Leitura: uma atividade dialógica e subjetiva

De acordo com a individualidade do leitor, com as suas experiências acumuladas, com o momento/espaço que ocupa, o resultado da leitura pode ser diferente (FERES, 2011, p.23). Retomando o diálogo com Jouve (2002, p.18), o autor postula que “a decifração do leitor é mais fácil quando o texto contém palavras curtas, antigas, simples e polissêmicas”. O referido autor também assume que “sem o envolvimento do conhecimento prévio do leitor não haverá compreensão” (KLEIMAN, 1999, p.13).

Nessa direção, a consciência dos tipos de conhecimento subjacentes ao processo cognitivo é essencial, uma vez que a falta de algum deles pode afetar a compreensão do leitor. Aqui importa o contexto do leitor: cada indivíduo alcançará um significado diferente, de acordo com seu conhecimento prévio, por meio da interação autor-texto-leitor. Às vezes reproduzia o discurso, que agora censuro, sem prestar atenção à pessoa do leitor, focando apenas no currículo ou no trabalho a ser apresentado.

Chegando ao que está sendo discutido, considero útil a contribuição de Daniel Pennac (1993), que reflete com maestria sobre o papel do leitor em sua obra Como um romance.

Figura 1 – Processos envolvidos na leitura baseado em Jouve (2002)
Figura 1 – Processos envolvidos na leitura baseado em Jouve (2002)

A oralidade e a escuta como motivadores para a experiência

No momento em que apresentamos a leitura como um dever, nós a confinamos ao ambiente escolar e, consequentemente, mesmo nesse espaço, os meninos não se entregam à leitura literária – eles fingem que leem e compreendem, e nós fingimos acreditar e compreender. cumprimos nosso papel. Então, como podemos despertar os meninos para desempenharem seu papel de leitores sem seguir o dogma do dever? Como exemplo, Pennac cita em sua obra a experiência de um professor que seduziu toda a turma simplesmente contando histórias.

Esqueceram-se, por exemplo, que um romance conta sobretudo uma história (PENNAC, 2003, p.113). Portanto, implica dialogismo, pois o ouvinte constrói significados de forma colaborativa (BAJOUR, 2012). Durante muito tempo, oralidade e escrita se opuseram, embora livro e voz sejam companheiros, e a biblioteca, em particular, seja um ambiente “natural” para a oralidade: é o lugar de milhares de vozes escondidas nos livros que foram escritos . da voz interior de um autor.

Cabe a nós criar um espaço convidativo na sala de aula, onde as crianças se sintam confortáveis ​​para ouvir e expressar suas impressões sobre o que ouviram.

Literatura infantil e contos de fadas

Segundo Coelho (2012), podemos encontrar mais de uma fonte em comum nas raízes desses textos populares: oriental, latina e celta-bretã. Em geral, nesse período, temos histórias maravilhosas, que simbolizavam a crueldade do mundo feudal: mães abandonando os filhos, derramamento de sangue, canibalismo, mortes, etc. Antes de prosseguir, vale destacar o contexto histórico em que a literatura infantil ganhou relevância e, dentro dela, as histórias.

No século XVIII, as mulheres e as crianças tinham um pouco mais de liberdade e a parceria e a unidade dentro da família eram valorizadas, em vez da submissão cega devido à hierarquia. Segundo Bettelheim (2017), há casos de pessoas que não tiveram contato com contos de fadas e isso impactou no seu desenvolvimento como pessoa, tendo em vista que as histórias tratam dos processos internos do indivíduo.

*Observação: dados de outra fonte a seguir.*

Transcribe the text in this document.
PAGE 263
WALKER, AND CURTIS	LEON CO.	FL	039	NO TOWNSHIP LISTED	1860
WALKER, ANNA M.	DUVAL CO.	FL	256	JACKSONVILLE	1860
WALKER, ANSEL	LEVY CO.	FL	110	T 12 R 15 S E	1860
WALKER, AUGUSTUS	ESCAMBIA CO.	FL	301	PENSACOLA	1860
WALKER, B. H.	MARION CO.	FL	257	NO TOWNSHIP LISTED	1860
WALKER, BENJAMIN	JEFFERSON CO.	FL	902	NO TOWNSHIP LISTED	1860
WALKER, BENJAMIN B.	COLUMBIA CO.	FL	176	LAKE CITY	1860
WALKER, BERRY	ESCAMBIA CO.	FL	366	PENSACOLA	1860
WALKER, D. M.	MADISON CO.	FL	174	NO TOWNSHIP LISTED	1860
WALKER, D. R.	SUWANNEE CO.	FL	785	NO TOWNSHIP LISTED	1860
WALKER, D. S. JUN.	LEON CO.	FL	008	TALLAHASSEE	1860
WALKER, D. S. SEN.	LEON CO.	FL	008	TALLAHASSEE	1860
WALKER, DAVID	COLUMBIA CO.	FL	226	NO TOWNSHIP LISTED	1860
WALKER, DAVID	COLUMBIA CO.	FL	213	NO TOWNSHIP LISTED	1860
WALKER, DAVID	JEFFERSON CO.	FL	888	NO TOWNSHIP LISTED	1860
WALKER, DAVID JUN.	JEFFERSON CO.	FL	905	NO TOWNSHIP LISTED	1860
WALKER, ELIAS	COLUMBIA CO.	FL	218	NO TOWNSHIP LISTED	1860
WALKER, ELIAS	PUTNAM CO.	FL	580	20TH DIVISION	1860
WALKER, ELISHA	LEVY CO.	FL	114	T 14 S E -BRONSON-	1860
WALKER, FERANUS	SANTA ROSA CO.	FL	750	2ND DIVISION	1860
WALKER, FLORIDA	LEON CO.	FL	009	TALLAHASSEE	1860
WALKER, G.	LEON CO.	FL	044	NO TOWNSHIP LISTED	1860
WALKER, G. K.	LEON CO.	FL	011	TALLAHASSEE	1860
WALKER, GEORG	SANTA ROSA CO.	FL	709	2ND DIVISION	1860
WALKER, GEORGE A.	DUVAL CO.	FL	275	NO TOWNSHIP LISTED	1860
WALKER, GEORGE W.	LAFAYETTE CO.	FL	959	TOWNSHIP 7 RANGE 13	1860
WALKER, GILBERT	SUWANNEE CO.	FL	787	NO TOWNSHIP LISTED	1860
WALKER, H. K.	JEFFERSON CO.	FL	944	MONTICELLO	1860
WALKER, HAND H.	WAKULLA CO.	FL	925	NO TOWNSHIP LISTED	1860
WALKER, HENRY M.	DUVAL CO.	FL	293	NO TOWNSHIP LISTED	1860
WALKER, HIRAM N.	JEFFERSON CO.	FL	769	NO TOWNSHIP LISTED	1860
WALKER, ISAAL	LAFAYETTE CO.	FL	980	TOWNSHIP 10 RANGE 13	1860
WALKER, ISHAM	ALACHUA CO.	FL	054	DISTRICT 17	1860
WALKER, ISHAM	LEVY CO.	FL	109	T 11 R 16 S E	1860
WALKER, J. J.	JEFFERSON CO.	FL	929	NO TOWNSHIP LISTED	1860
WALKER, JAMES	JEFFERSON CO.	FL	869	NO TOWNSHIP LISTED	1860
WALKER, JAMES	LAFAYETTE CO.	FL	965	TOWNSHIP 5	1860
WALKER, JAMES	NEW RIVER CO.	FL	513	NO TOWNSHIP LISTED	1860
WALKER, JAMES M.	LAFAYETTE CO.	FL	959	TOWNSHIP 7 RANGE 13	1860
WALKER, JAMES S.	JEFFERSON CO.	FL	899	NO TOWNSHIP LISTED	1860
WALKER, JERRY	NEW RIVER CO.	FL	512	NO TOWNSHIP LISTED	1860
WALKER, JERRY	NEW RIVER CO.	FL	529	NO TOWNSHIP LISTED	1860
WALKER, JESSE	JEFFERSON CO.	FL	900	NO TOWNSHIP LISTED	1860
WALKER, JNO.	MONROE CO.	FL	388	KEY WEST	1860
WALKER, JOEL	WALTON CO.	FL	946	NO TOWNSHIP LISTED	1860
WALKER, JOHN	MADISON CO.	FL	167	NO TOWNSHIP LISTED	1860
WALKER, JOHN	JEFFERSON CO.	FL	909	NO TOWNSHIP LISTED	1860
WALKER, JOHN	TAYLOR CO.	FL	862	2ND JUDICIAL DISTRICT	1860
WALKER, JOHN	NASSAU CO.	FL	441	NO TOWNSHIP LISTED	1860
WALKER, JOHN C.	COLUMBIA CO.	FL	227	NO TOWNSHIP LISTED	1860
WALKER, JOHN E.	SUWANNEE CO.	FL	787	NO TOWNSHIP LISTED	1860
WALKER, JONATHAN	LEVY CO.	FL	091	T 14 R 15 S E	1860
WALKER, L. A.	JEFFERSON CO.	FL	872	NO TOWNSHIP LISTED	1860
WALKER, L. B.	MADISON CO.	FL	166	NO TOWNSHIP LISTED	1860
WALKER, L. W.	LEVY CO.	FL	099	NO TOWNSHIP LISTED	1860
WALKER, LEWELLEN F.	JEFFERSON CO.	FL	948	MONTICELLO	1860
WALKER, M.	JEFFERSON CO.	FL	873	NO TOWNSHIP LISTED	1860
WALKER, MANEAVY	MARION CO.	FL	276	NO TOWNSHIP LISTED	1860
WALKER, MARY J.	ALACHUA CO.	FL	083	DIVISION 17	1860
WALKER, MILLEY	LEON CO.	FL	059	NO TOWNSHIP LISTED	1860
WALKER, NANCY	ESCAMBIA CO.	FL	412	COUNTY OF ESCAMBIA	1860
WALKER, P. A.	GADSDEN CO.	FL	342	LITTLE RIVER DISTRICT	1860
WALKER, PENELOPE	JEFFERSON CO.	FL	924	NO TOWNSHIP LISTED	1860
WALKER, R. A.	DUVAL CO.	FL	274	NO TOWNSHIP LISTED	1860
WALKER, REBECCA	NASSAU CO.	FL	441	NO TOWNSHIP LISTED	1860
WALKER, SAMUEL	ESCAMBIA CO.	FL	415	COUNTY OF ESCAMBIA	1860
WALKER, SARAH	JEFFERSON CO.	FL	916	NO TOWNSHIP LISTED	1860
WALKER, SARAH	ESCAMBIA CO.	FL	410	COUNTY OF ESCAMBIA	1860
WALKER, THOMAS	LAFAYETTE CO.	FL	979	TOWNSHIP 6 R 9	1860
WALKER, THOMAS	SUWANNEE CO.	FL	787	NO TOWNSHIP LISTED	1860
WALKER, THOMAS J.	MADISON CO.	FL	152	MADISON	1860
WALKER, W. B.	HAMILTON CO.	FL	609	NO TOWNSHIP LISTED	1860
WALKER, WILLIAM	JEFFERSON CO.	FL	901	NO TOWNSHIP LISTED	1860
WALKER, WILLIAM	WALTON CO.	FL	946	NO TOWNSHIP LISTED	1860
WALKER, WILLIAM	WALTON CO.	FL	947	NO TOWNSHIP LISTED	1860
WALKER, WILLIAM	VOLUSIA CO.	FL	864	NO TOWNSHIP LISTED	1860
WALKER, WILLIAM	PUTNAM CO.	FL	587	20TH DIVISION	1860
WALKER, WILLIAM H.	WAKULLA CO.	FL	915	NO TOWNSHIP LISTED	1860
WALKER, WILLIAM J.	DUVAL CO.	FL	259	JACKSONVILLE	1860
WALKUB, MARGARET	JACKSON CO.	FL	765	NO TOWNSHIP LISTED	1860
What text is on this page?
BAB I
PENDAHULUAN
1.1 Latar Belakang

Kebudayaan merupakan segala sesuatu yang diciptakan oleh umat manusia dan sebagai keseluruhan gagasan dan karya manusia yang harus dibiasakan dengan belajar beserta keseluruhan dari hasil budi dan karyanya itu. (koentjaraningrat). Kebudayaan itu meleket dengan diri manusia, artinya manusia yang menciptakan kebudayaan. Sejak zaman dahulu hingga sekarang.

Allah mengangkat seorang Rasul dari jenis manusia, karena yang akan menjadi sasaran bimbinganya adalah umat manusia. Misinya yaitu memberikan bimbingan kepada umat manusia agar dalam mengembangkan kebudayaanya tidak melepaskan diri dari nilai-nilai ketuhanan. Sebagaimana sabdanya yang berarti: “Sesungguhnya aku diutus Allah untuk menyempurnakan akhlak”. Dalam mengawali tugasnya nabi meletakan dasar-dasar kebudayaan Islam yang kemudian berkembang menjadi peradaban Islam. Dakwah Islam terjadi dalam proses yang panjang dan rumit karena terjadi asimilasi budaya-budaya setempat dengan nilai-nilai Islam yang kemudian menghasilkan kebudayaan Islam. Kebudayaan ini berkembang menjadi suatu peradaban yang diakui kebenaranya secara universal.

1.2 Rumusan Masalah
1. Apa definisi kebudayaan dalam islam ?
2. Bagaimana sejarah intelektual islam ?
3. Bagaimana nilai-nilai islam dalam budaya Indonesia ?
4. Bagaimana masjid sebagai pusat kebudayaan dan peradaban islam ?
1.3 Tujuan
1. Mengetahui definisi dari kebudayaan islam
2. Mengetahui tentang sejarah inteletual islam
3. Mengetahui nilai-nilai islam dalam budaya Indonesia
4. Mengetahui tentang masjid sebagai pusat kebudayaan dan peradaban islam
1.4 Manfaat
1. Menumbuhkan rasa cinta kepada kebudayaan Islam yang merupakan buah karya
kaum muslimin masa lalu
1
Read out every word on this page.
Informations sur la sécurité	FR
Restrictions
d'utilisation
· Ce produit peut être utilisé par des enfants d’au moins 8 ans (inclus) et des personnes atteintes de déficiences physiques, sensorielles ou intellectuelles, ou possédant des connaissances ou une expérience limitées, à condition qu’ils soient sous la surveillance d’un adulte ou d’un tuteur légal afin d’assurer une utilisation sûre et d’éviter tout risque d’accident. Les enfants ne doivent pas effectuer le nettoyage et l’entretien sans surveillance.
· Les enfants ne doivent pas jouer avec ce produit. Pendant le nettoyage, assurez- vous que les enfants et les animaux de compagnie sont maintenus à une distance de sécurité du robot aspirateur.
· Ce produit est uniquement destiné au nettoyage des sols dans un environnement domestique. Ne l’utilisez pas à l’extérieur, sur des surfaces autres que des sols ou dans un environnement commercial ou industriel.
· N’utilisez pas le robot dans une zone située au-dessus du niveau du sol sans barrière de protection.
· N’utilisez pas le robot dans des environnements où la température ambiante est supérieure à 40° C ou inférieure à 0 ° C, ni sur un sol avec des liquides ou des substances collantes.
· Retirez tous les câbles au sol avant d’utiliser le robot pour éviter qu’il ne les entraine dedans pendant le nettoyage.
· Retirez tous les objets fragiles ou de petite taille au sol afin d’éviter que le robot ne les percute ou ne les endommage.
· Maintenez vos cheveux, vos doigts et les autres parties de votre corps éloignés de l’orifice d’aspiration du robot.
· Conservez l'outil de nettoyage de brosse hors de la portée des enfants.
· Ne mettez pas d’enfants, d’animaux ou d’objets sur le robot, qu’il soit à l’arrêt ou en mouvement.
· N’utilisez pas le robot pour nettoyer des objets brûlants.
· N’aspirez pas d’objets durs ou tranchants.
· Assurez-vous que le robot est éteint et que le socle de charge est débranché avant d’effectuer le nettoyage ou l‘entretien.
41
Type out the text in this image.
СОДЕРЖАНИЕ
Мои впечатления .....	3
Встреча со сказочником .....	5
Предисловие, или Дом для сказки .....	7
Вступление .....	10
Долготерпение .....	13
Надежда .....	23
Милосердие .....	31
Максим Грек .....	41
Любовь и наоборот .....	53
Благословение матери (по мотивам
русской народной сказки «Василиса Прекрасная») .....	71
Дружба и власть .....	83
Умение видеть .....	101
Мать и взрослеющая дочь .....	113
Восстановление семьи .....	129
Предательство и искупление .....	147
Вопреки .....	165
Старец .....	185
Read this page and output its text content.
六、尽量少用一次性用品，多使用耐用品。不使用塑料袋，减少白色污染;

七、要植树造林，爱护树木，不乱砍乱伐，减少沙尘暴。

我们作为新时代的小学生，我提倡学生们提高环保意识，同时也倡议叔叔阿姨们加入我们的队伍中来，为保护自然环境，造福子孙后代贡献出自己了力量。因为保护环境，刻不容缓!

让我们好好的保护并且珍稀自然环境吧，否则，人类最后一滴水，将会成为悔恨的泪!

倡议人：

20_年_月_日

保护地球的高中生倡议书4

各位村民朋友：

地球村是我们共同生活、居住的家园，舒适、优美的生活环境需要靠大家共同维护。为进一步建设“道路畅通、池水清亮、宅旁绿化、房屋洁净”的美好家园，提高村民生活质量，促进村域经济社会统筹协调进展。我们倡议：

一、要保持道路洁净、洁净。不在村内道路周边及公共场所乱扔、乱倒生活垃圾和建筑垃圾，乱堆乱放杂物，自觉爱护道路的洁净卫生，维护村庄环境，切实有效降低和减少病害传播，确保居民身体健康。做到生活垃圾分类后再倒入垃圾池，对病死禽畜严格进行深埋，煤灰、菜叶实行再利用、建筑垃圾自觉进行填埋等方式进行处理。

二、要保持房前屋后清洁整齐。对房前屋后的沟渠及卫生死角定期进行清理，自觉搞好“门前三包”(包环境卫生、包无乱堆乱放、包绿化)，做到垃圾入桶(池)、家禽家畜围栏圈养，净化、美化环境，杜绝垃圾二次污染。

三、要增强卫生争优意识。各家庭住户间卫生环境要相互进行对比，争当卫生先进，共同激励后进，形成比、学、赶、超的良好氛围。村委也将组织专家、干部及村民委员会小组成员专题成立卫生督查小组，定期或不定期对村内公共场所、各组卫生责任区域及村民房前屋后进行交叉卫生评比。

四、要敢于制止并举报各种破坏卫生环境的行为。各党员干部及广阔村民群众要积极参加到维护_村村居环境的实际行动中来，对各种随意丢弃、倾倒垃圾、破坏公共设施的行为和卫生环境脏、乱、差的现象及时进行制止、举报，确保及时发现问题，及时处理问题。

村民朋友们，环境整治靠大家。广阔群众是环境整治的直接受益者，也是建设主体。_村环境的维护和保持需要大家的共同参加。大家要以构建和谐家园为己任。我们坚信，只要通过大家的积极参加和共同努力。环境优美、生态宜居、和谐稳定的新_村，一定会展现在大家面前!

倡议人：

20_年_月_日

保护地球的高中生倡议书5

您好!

Dito isso, é compreensível que os contos sejam universais, visto que são narrativas que expõem conquistas, derrotas, tristezas, alegrias, ou seja, situações e sentimentos humanos, que independentemente do tempo ou espaço em que estejam inseridos, dialogam com aqueles que leem ou ouvem (HUECK, 2016).

Para entender um pouco mais sobre como as histórias chegaram até nós, creio ser necessário apresentar os três principais autores desse tipo de narrativa.

Autores

Perrault

Além disso, participou da disputa entre antigos e modernos, que foi um movimento do período em que os “antigos” defendiam a preservação do modelo greco-latino como exclusivo da criação literária e. Moderni”, que inclui também Perrault, defendeu a superioridade da língua francesa sobre o latim (COELHO, 2012), incentivou a escrita na língua materna. Além disso, nesta argumentação houve um debate sobre a inserção de valores cristãos nas histórias, que eram superiores aos elementos pagãos, do ponto de vista dos “modernos”.

Tentou salvar a literatura popular francesa (COELHO, 2012) e com suas histórias nos salões franceses deu voz à classe popular, da qual os cortesãos desconheciam ou ignoravam. A autoria de sua obra ainda é debatida, pois Perrault não assinou as primeiras edições. Por outro lado, o nome de seu filho Pierre Perrault-Darmancour apareceu na dedicatória à sobrinha do rei e foi ele quem pediu permissão ao monarca para imprimir a obra.

Há também a hipótese, surgida no final do século XIX (SOUZA, 2014), de que o autor tinha vergonha de ser visto como autor e atribuía a autoria ao filho.

Grimm

Vale ressaltar também que os irmãos famosos coletaram as histórias principalmente por meio de pesquisas em bibliotecas e salas de estudo. Segundo Hueck (2016, p.92-94), as características dos autores incluem a abundância de adjetivos, que servem para idealizar o mundo da fantasia e detalhes mágicos, que tentam trazer o leitor para dentro da história. Segundo Hueck (2016, p.97), a exposição de mutilações, matrículas e violências não era mal vista, principalmente porque a vida era ruim na época.

Andersen

Porém, não conseguiu se adaptar às duras pressões, principalmente do professor Simon Meisling, por dominar menos o assunto que os demais meninos, sendo motivo de ridículo entre seus colegas, e também porque seu interesse era literatura e produção de poesia. . Seu primeiro trabalho, The Journey on Foot from Holmen Canal to the East Tip of Amager, não foi bem recebido pela crítica da época. Afirmavam que o autor não dominava “a cultura dinamarquesa ou (..) os padrões literários da época” (VAGULA; SOUZA, 2015, p.322), e apresentava uma linguagem cotidiana.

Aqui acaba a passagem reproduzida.